The Directive offers some useful criteria for measuring the lawfulness of surveillance cameras, one of which relates to the area in which the camera is installed. The Directive establishes some general rules in this regard, as follows:

  • An employer is prohibited from installing secret surveillance cameras in areas which an employee has a reasonable expectation of privacy, even for legitimate purposes.
  • In public areas, where surveillance cameras are installed in order to monitor clients (for the prevention of theft, for example), and in respect of which general notice is given to the public by a sign on the door, for example (without specifying the precise location of the cameras), employees must be notified of the installation of cameras.
  • In inner areas of the workplace, which are not open to the public, the secret camera surveillance of an employee is permissible only in the exceptional and limited circumstances of substantial and concrete suspicions of criminal activity or other misconduct on part of an employee which is likely to cause an employer severe damage, and as such, may afford the employer a protection under the Law. In order to ascertain the lawfulness of such a measure, the employer is advised that the decision to conduct surveillance in such a case be taken by the highest-level management and only after receiving a detailed and specific legal opinion as to the lawfulness of the measure and the applicability of a protection.

The Directive supplies some concrete examples of various areas in the workplace and details what it considers as an employee’s reasonable “expectation of privacy” with respect to each of them:

  • It is self-evident that there is there is the highest expectation of privacy with respect to restrooms and locker rooms and it is difficult to fathom any legitimate organizational interest that could justify installing cameras in such areas.
  • Recreation areas (common room, kitchen, dining hall) are regarded as areas with respect to which there is a high-degree of expectation of privacy and the employer is prohibited from installing secret surveillance cameras even for legitimate purposes.
  • Working areas that are not open to the public are to be regarded as “private” areas, with respect to which an employee has a reasonable expectation of privacy, and surveillance can only be justified in cases in which the benefit to an employer is significantly greater than the grave injury to an employee’s privacy, and in any case the employee must be notified. Surveillance cameras which photograph an employee while performing their regular office duties in their working space (such as working on the computer or speaking on the telephone), even if it is a shared working space, in order to monitor the employee’s breaks, are considered to be disproportionate (both from the perspective of efficacy of measures to attain the purpose and from the perspective of the availability of less injurious measures). In comparison, camera surveillance of an employee in a production site for quality control purposes or for data protection purposes may be considered lawful if essential for the purpose, and if the purpose cannot be achieved by the use of less injurious measures.
  • Entrance halls, corridors and areas open to the public are not regarded as private and employees reasonably have a low expectation of privacy there, and thus, the use of surveillance cameras for lawful purposes is more reasonable, provided that it is proportional and that the employee is notified.
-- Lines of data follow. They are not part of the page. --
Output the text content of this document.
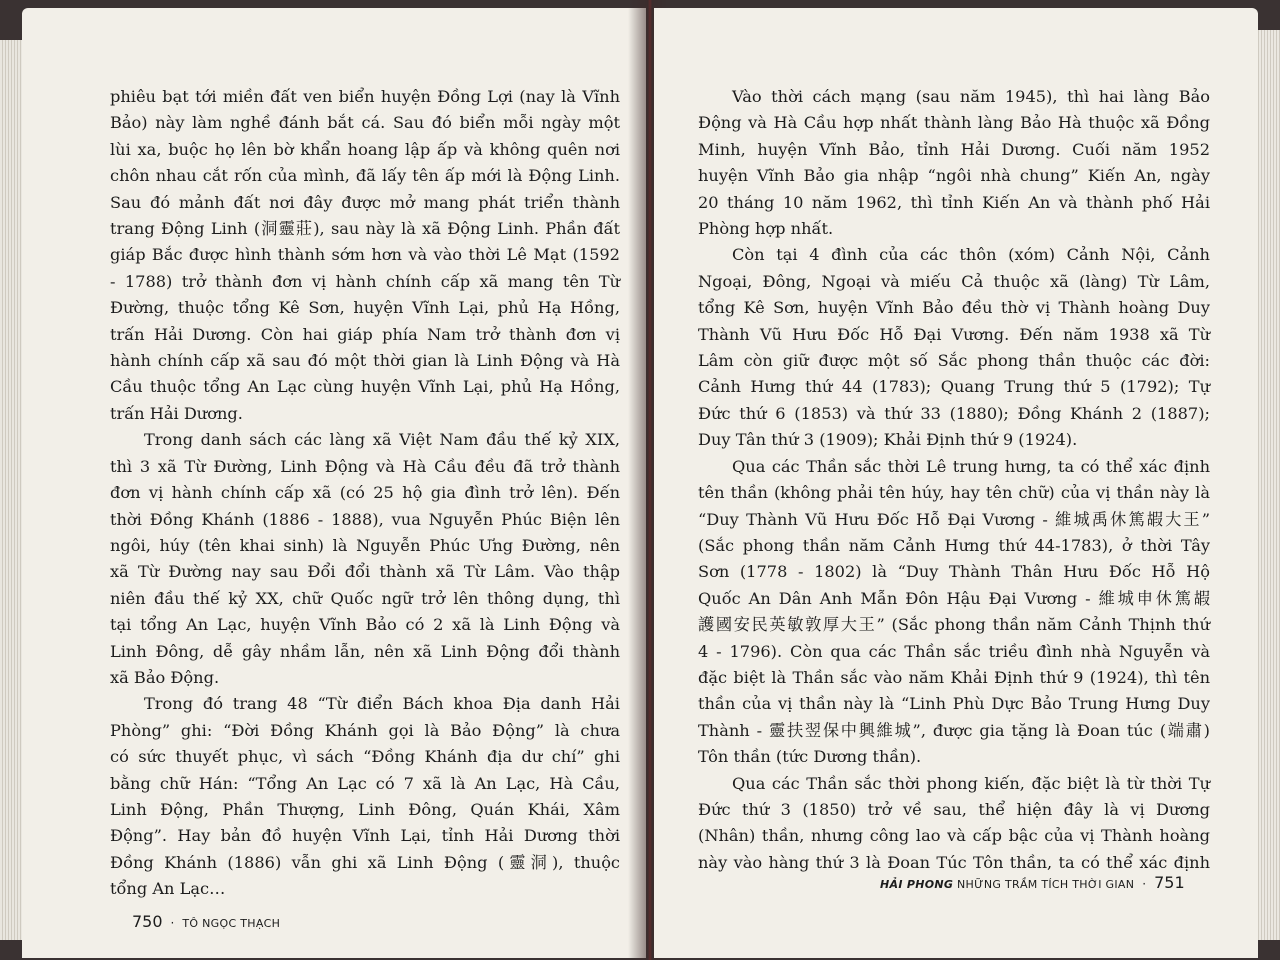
phiêu bạt tới miền đất ven biển huyện Đồng Lợi (nay là Vĩnh
Bảo) này làm nghề đánh bắt cá. Sau đó biển mỗi ngày một
lùi xa, buộc họ lên bờ khẩn hoang lập ấp và không quên nơi
chôn nhau cắt rốn của mình, đã lấy tên ấp mới là Động Linh.
Sau đó mảnh đất nơi đây được mở mang phát triển thành
trang Động Linh (洞靈莊), sau này là xã Động Linh. Phần đất
giáp Bắc được hình thành sớm hơn và vào thời Lê Mạt (1592
- 1788) trở thành đơn vị hành chính cấp xã mang tên Từ
Đường, thuộc tổng Kê Sơn, huyện Vĩnh Lại, phủ Hạ Hồng,
trấn Hải Dương. Còn hai giáp phía Nam trở thành đơn vị
hành chính cấp xã sau đó một thời gian là Linh Động và Hà
Cầu thuộc tổng An Lạc cùng huyện Vĩnh Lại, phủ Hạ Hồng,
trấn Hải Dương.
Trong danh sách các làng xã Việt Nam đầu thế kỷ XIX,
thì 3 xã Từ Đường, Linh Động và Hà Cầu đều đã trở thành
đơn vị hành chính cấp xã (có 25 hộ gia đình trở lên). Đến
thời Đồng Khánh (1886 - 1888), vua Nguyễn Phúc Biện lên
ngôi, húy (tên khai sinh) là Nguyễn Phúc Ưng Đường, nên
xã Từ Đường nay sau Đổi đổi thành xã Từ Lâm. Vào thập
niên đầu thế kỷ XX, chữ Quốc ngữ trở lên thông dụng, thì
tại tổng An Lạc, huyện Vĩnh Bảo có 2 xã là Linh Động và
Linh Đông, dễ gây nhầm lẫn, nên xã Linh Động đổi thành
xã Bảo Động.
Trong đó trang 48 “Từ điển Bách khoa Địa danh Hải
Phòng” ghi: “Đời Đồng Khánh gọi là Bảo Động” là chưa
có sức thuyết phục, vì sách “Đồng Khánh địa dư chí” ghi
bằng chữ Hán: “Tổng An Lạc có 7 xã là An Lạc, Hà Cầu,
Linh Động, Phần Thượng, Linh Đông, Quán Khái, Xâm
Động”. Hay bản đồ huyện Vĩnh Lại, tỉnh Hải Dương thời
Đồng Khánh (1886) vẫn ghi xã Linh Động (靈洞), thuộc
tổng An Lạc…
750 · TÔ NGỌC THẠCH
Vào thời cách mạng (sau năm 1945), thì hai làng Bảo
Động và Hà Cầu hợp nhất thành làng Bảo Hà thuộc xã Đồng
Minh, huyện Vĩnh Bảo, tỉnh Hải Dương. Cuối năm 1952
huyện Vĩnh Bảo gia nhập “ngôi nhà chung” Kiến An, ngày
20 tháng 10 năm 1962, thì tỉnh Kiến An và thành phố Hải
Phòng hợp nhất.
Còn tại 4 đình của các thôn (xóm) Cảnh Nội, Cảnh
Ngoại, Đông, Ngoại và miếu Cả thuộc xã (làng) Từ Lâm,
tổng Kê Sơn, huyện Vĩnh Bảo đều thờ vị Thành hoàng Duy
Thành Vũ Hưu Đốc Hỗ Đại Vương. Đến năm 1938 xã Từ
Lâm còn giữ được một số Sắc phong thần thuộc các đời:
Cảnh Hưng thứ 44 (1783); Quang Trung thứ 5 (1792); Tự
Đức thứ 6 (1853) và thứ 33 (1880); Đồng Khánh 2 (1887);
Duy Tân thứ 3 (1909); Khải Định thứ 9 (1924).
Qua các Thần sắc thời Lê trung hưng, ta có thể xác định
tên thần (không phải tên húy, hay tên chữ) của vị thần này là
“Duy Thành Vũ Hưu Đốc Hỗ Đại Vương - 維城禹休篤嘏大王”
(Sắc phong thần năm Cảnh Hưng thứ 44-1783), ở thời Tây
Sơn (1778 - 1802) là “Duy Thành Thân Hưu Đốc Hỗ Hộ
Quốc An Dân Anh Mẫn Đôn Hậu Đại Vương - 維城申休篤嘏
護國安民英敏敦厚大王” (Sắc phong thần năm Cảnh Thịnh thứ
4 - 1796). Còn qua các Thần sắc triều đình nhà Nguyễn và
đặc biệt là Thần sắc vào năm Khải Định thứ 9 (1924), thì tên
thần của vị thần này là “Linh Phù Dực Bảo Trung Hưng Duy
Thành - 靈扶翌保中興維城”, được gia tặng là Đoan túc (端肅)
Tôn thần (tức Dương thần).
Qua các Thần sắc thời phong kiến, đặc biệt là từ thời Tự
Đức thứ 3 (1850) trở về sau, thể hiện đây là vị Dương
(Nhân) thần, nhưng công lao và cấp bậc của vị Thành hoàng
này vào hàng thứ 3 là Đoan Túc Tôn thần, ta có thể xác định
HẢI PHONG NHỮNG TRẦM TÍCH THỜI GIAN · 751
Additional criteria in measuring the lawfulness of an employer’s actions are the availability of effective alternative measures which are less invasive of an employee’s privacy and also, whether in the planning and use of surveillance cameras, the employer has carefully considered and defined the scope of the area to be covered, the number of cameras to be used, the times of surveillance, the quality and resolution of the photos and the period for which the photos are to be kept.